The next action step for maintaining Transferable Value in turbulent times is to implement a “Business Continuity Plan” to ensure that the business’s current value will remain consistent in the event of your (the owner(s)) death, permanent disability, personal insolvency or eventual sale and exit (the “triggering events”). The Continuity Plan is the “master blue-print” which describes how all management and governance responsibilities are delegated and accounted for and who ends up with the equity in your business, in the event any of the triggering events occur. Most plans consist of a series of internal legal documents which consider the legal and governance requirements, the tax consequences associated with any transfer of ownership and the legacy considerations for all your “non-business active” children. It’s critical to have these documents in place and an updated (or at least reviewed) annually, but even more so in times of economic crisis or uncertainty. They are usually funded through some form of insurance in the name of and owned by the business (usually whole life policies) to protect against the financial losses caused by these triggering events. Besides providing organizational structure, properly designed and funded Continuity Plans provide buyers, and your internal successors, with the necessary confidence that the business will continue and grow without you…thus becoming a “self-sustaining” business which is attractive to buyers and needed for your internal successors (family members or key employees).
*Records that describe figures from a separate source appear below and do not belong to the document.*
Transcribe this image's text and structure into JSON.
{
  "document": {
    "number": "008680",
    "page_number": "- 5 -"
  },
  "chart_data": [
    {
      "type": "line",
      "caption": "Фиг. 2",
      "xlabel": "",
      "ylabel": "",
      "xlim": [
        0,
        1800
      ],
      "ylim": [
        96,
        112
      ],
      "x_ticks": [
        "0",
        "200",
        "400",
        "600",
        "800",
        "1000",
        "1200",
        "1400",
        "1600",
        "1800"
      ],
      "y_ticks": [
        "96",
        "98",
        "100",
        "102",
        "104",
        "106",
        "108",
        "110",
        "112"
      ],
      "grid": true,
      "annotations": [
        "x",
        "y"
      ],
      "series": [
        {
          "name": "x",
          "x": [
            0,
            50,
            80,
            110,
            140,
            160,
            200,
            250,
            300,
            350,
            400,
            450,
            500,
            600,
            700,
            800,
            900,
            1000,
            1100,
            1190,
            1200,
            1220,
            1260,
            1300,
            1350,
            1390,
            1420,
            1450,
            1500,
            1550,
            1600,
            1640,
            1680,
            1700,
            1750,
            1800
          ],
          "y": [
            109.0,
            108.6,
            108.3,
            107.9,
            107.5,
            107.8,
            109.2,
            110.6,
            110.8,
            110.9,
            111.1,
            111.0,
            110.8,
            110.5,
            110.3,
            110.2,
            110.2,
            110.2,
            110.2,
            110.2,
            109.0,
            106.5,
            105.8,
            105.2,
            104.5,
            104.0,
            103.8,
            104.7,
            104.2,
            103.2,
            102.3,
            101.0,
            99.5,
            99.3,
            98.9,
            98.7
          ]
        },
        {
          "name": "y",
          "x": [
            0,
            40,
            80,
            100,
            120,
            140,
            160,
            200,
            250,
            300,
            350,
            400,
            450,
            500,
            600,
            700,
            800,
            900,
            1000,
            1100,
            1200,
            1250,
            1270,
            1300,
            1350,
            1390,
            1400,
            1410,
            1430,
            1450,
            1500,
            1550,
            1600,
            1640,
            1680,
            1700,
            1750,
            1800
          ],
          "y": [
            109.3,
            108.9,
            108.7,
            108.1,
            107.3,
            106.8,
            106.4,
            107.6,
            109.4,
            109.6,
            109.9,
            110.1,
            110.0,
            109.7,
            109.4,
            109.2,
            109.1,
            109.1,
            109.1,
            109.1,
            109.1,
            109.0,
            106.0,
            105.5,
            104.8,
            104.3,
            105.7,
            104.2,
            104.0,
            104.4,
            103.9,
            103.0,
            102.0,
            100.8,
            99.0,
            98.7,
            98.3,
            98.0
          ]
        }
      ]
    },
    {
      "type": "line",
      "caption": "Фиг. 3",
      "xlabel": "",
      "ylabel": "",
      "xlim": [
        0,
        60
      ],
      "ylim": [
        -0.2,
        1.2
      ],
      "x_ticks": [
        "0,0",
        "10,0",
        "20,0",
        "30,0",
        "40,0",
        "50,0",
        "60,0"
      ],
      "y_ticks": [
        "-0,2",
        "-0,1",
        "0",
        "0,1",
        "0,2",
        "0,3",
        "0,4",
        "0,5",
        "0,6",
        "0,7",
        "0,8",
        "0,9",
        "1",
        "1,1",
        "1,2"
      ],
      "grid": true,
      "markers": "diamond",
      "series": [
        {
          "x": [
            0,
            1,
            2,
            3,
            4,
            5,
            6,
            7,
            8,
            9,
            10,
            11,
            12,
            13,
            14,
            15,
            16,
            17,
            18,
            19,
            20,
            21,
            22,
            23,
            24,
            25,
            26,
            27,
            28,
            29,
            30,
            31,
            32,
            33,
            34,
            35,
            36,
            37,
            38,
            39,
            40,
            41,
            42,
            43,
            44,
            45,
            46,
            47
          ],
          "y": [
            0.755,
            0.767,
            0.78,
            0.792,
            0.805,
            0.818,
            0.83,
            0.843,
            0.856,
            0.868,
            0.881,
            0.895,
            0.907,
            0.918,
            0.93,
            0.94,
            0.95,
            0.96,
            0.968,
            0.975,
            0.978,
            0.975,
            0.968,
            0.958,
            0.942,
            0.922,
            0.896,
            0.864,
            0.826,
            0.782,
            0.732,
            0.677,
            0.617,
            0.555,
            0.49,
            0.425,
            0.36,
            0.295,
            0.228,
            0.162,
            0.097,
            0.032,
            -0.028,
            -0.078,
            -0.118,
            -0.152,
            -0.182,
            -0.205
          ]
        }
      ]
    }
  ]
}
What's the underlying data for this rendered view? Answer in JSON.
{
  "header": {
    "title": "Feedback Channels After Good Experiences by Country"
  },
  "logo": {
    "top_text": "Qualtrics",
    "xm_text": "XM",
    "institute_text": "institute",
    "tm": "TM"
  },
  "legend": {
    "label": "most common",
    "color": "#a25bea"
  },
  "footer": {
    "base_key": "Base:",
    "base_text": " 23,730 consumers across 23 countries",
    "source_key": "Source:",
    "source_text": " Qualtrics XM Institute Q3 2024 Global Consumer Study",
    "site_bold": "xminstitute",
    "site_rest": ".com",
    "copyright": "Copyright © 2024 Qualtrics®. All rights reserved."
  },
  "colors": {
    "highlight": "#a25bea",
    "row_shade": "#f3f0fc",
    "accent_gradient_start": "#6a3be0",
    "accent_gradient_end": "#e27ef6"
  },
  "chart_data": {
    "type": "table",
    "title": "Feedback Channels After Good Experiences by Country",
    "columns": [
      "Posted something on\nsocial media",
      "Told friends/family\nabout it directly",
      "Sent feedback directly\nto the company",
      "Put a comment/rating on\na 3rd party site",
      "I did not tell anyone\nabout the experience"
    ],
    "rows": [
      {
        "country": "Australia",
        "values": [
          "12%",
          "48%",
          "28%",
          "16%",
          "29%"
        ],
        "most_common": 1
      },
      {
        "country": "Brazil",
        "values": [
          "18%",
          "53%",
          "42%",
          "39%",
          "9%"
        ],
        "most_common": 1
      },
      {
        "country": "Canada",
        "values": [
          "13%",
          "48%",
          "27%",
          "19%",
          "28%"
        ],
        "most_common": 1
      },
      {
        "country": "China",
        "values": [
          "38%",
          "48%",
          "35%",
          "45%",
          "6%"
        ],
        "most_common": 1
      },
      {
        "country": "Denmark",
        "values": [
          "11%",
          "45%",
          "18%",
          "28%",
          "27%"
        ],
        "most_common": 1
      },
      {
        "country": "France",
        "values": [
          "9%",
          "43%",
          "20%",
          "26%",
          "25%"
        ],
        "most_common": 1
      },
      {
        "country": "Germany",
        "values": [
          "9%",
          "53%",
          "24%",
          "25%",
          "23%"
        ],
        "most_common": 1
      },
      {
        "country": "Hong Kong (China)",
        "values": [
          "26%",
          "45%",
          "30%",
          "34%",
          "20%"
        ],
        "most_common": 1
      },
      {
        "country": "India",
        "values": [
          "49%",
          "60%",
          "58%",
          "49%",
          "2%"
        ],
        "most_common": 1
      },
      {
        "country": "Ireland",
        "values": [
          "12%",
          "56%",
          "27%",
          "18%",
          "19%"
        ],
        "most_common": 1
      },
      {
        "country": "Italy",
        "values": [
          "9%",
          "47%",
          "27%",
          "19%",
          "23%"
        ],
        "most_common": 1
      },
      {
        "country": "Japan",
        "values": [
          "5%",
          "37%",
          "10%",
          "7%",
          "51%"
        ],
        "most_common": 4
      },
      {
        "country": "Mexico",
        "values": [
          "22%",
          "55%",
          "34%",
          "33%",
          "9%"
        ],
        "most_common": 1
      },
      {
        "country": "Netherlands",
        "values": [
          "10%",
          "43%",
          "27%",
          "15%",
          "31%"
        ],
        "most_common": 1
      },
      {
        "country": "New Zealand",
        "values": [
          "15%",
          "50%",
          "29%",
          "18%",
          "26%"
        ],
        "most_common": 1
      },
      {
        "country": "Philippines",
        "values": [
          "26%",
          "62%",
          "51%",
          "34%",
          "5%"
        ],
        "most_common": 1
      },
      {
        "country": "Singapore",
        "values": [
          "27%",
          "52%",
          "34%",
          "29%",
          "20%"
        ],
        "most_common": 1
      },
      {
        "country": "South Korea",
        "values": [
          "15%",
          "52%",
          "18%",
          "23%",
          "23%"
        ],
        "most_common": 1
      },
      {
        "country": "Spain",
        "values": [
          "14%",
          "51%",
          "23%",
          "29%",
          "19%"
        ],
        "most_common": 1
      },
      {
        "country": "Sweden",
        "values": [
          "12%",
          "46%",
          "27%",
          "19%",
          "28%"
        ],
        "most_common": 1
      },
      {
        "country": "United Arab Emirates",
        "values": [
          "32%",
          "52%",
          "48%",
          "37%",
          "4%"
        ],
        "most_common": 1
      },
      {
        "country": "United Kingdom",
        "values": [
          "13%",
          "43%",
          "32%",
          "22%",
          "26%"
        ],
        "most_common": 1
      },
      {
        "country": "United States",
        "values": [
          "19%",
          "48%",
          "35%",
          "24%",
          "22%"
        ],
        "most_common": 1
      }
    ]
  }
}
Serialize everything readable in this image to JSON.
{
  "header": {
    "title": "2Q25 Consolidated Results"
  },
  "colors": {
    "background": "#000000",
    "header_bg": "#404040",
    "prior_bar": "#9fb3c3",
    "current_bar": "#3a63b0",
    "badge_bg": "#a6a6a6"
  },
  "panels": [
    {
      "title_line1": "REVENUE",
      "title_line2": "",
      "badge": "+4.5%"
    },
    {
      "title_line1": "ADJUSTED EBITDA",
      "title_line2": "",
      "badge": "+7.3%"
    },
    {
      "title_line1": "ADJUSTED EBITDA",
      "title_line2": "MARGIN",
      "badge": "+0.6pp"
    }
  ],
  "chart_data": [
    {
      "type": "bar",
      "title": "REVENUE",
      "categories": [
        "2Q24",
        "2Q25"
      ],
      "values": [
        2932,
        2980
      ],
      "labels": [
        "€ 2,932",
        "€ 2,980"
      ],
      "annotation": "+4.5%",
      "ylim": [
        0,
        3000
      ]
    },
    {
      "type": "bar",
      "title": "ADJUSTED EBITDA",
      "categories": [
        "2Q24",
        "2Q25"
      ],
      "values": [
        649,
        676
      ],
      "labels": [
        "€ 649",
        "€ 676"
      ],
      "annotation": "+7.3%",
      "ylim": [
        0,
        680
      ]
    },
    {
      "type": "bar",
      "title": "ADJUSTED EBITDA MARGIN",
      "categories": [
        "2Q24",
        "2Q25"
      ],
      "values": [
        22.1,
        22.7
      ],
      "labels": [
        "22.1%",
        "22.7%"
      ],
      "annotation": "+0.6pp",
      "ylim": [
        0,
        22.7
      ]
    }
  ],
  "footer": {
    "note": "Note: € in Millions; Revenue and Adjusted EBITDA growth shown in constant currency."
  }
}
Lastly, maintaining or building Transferable Value in these tough times requires you to look inwards to reflect on your “personal and professional mission”…looking at the “why” you do what you do…and how you can provide more value to your customers while enabling your key employees to become more committed to your business. Times of economic crisis tend to be the best opportunities for “re-inventing” and improving your internal processes and procedures, re-examining your marketing efforts and sales collateral, re-assessing your strategic partnerships and determining your overall value proposition. In fact, most buyers, and lenders that are looking to provide funding for internal sales, love to see the documented progression of the business from the owner’s perspective. Defining and documenting where the business is headed naturally increases its Transferable Value since it makes the business more “turn-key” and “self-sustaining”.

Implementing these action steps won’t eliminate the coronavirus, or any other future pandemic threat, but they will help you stay “grounded” during these tough times and allow you to maintain and build Transferable Value in your company.